Microsoft Exchange 2010 Beta Database Availabilty Group How-To
Inzwischen habe ich die neue Exchange 2010 Beta schon ein paar Mal installiert, und diesmal wage ich mich an die neue DAG (Database Availability Group) Möglichkeit des Exchange. Alle bisherigen Clustermöglichkeiten der früheren Exchangeversionen werden dadurch ja abgelöst.
Maximal 16 Server mit maximal 100 Datenbanken können hier zu einem Cluster zusammengeschalten werden. Mehr zu DAG.
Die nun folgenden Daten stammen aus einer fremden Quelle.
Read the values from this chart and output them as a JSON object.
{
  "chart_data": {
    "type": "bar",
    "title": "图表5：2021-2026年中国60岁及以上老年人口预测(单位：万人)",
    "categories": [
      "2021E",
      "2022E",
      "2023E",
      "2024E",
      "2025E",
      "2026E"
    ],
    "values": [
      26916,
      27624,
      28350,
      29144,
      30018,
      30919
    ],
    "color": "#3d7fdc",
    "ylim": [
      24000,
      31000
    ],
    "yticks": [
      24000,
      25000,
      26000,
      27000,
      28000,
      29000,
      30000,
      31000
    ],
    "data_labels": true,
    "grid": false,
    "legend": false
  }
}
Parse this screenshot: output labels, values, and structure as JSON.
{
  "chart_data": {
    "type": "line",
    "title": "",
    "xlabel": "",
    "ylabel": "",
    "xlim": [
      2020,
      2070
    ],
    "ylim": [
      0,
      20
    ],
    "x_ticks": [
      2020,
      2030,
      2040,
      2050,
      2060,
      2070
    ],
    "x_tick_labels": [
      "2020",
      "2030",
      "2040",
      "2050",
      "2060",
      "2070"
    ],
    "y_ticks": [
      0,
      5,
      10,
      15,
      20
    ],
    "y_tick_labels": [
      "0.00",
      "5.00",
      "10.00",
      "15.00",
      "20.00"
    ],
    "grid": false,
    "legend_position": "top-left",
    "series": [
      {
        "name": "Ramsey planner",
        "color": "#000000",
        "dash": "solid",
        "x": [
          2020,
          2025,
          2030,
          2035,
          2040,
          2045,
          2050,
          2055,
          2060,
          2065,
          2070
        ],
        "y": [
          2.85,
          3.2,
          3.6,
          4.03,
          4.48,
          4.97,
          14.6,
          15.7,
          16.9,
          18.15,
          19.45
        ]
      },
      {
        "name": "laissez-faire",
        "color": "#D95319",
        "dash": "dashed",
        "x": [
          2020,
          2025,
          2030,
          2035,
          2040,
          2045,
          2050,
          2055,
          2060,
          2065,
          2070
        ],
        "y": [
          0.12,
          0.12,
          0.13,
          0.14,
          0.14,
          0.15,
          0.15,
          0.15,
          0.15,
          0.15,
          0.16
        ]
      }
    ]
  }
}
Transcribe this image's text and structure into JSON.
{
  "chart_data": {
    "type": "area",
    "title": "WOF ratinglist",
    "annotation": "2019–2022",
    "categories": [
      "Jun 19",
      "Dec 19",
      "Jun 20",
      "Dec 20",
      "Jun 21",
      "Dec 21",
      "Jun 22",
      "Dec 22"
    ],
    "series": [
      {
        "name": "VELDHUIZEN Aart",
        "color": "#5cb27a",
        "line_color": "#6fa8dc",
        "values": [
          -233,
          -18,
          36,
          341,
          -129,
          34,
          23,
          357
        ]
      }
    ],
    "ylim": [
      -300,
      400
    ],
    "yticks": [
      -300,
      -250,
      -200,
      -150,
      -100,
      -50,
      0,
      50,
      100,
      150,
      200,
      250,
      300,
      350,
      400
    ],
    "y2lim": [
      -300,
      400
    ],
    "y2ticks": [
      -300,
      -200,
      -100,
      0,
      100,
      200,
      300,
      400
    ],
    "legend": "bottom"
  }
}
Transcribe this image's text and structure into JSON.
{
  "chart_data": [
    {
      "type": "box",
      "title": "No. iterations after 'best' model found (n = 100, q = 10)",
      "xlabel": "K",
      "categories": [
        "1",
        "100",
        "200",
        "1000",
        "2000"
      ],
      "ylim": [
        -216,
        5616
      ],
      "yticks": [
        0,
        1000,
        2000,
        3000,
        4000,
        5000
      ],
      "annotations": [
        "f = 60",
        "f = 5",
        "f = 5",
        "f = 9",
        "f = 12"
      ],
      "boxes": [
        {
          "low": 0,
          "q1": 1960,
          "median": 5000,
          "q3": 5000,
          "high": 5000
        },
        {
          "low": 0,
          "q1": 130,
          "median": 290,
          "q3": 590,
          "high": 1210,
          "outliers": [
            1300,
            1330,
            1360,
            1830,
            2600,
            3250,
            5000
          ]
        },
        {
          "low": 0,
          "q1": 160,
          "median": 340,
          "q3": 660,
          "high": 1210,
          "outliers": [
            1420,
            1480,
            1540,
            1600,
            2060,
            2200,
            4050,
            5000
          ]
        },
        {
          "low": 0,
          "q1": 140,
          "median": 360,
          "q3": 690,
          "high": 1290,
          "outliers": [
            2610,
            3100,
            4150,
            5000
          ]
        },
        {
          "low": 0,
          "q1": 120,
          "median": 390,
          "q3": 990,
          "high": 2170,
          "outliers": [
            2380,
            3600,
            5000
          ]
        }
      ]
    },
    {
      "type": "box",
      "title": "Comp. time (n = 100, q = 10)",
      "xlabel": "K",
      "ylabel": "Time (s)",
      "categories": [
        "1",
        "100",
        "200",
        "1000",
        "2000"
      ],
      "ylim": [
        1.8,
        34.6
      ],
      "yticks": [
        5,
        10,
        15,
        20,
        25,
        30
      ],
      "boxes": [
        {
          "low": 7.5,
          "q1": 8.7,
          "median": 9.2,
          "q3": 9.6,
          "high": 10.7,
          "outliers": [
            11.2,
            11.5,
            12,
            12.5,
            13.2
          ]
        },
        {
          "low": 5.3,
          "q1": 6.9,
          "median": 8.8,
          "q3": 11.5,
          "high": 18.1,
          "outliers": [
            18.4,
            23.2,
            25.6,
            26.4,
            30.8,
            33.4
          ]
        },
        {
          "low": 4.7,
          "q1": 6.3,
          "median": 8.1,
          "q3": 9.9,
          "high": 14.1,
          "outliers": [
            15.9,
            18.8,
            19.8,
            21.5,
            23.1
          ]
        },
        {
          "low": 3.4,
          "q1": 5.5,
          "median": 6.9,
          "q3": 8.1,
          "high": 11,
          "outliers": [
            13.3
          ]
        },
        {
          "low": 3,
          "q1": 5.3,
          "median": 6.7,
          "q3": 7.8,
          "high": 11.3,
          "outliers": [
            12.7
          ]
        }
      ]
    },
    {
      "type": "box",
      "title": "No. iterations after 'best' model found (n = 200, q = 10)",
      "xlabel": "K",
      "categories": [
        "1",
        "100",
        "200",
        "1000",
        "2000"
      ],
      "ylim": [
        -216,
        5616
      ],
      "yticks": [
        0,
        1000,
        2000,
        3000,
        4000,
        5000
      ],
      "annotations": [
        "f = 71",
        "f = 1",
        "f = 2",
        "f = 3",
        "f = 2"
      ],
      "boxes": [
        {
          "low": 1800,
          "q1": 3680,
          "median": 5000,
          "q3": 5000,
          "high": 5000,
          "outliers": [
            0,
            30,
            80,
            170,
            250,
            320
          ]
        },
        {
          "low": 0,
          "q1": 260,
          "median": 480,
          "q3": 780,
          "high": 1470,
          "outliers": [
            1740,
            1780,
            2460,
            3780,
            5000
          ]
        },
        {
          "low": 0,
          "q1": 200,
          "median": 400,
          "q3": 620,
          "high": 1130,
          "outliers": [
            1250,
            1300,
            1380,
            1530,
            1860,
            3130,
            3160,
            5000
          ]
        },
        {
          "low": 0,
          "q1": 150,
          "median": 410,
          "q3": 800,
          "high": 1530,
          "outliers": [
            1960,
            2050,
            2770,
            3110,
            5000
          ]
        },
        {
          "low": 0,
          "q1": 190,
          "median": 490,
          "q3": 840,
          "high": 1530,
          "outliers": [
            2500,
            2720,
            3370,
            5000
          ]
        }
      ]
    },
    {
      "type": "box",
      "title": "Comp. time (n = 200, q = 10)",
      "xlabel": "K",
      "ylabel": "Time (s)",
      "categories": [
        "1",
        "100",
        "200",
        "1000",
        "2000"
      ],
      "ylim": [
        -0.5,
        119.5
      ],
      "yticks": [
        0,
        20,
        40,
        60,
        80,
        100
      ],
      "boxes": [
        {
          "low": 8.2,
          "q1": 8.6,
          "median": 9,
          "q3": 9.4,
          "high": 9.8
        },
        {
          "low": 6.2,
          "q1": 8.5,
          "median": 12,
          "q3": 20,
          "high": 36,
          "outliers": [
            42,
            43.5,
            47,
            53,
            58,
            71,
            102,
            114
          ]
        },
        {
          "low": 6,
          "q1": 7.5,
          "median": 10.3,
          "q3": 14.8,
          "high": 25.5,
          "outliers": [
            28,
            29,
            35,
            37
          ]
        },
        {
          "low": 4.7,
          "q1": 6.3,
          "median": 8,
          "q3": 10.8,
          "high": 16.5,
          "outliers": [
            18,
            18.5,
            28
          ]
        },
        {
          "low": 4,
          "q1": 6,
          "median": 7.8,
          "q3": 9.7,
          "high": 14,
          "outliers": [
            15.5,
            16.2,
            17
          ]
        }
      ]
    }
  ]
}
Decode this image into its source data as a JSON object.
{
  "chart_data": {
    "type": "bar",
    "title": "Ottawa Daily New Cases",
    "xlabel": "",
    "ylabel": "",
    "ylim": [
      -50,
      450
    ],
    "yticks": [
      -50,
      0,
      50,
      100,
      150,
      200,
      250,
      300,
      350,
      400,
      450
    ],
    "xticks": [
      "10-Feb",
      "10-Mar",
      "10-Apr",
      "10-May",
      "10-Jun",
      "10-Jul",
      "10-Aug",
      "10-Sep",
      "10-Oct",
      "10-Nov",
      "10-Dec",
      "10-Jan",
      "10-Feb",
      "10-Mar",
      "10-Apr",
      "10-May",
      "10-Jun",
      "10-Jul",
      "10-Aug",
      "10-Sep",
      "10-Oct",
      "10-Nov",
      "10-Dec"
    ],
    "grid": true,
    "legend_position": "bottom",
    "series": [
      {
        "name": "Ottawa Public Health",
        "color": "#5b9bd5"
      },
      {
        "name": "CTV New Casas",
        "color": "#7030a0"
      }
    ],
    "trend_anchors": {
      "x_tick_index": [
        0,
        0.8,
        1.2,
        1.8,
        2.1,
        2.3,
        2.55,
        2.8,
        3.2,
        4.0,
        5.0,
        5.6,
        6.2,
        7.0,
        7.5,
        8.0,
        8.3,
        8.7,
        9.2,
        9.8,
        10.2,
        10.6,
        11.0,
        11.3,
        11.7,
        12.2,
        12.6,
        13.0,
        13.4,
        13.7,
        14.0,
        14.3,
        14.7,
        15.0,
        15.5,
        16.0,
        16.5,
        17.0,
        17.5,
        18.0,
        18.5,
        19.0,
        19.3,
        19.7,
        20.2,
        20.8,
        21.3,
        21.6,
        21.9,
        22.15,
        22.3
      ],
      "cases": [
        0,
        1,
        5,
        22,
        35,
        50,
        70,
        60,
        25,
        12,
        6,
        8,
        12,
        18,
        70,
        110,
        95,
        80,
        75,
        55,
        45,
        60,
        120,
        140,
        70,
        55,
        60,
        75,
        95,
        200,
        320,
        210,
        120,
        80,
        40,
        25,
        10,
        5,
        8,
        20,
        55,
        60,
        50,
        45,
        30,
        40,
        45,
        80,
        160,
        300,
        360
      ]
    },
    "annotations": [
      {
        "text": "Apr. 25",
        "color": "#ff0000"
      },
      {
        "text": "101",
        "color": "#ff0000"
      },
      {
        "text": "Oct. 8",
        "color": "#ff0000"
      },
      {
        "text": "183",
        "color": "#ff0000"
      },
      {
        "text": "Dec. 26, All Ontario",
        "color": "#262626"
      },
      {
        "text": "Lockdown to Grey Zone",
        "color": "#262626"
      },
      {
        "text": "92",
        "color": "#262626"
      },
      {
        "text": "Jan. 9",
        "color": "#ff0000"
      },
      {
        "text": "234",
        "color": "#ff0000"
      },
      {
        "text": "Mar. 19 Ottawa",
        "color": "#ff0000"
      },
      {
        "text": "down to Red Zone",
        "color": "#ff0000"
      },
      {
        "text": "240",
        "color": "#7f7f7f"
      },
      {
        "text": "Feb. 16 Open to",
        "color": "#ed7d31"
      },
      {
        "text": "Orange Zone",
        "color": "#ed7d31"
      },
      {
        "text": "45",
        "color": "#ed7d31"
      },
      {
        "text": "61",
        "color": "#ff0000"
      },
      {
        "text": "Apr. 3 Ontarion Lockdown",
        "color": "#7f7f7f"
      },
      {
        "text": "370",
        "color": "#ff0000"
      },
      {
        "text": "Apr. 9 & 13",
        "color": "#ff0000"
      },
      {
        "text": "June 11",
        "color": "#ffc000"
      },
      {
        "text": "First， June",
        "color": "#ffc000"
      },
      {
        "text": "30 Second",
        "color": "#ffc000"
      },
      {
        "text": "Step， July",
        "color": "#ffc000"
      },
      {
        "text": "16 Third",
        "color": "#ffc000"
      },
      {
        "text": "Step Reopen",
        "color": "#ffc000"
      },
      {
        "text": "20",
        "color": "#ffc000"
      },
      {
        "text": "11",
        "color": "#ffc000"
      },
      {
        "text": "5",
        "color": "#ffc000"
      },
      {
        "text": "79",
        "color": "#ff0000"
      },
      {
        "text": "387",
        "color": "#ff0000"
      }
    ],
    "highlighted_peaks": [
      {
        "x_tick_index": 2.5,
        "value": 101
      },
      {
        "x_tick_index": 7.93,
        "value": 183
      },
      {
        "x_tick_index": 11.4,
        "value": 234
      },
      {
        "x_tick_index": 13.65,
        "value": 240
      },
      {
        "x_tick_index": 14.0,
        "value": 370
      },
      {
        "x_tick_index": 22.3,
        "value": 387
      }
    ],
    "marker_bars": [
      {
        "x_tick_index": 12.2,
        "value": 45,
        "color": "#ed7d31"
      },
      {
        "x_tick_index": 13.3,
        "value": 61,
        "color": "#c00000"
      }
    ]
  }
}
Da nun die richtige Hardware zur Verfügung steht (zwei dicke XEN-Server) kann es mit der Installation (auf viruteller Basis) los gehen. Ein komplettes Testnetz wurde von meinen Kollegen und mir hochgezogen, ISA, DC, DNS, DMZ, OCS etc…
Eines ist bei Exchange 2010 DAG aber unbedingt zu beachten:
Mindestens Windows Server 2008 Enterprise Edition!
Erst ab der Enterprise Edition sind die erforderlichen Cluster-DLL’s verfügbar.
Ist das System erst mal installiert, müssen aber erst einige Vorbereitungen getroffen werden, bevor überhaupt daran gedacht werden kann mit der eigentlichen Exchange-Installation zu starten:
- RSAT-ADDS
- Web-Server
- Web-Metabase
- Web-Lgcy-Mgmt-Console
- Web-ISAPI-Ext
- NET-HTTP-Activation
- Web-Basic-Auth
- Web-Digest-Auth
- Web-Windows-Auth
- Web-Dyn-Compression
- RPC-over-HTTP-proxy
- Web-Net-Ext
- Net-Framework
Das schöne dabei: Alles über einen Befehl im CMD absetzen:
ServerManagerCmd -i RSAT-ADDS Web-Server Web-Metabase Web-Lgcy-Mgmt-Console Web-ISAPI-Ext NET-HTTP-Activation Web-Basic-Auth Web-Digest-Auth Web-Windows-Auth Web-Dyn-Compression RPC-over-HTTP-proxy Web-Net-Ext -Restart
Schon sind alle Systemkomponenten installiert, damit aber noch nicht genug, es fehlt ja noch ein kleines bisschen Software:
Die Windows Media Encoder Desktop Experience, das wieder über einen Befehl installiert werden kann:
ServerManagerCmd -install Desktop-Experience
und das 2007 Office System Converter Filter Pack – aber das war es jetzt dann auch.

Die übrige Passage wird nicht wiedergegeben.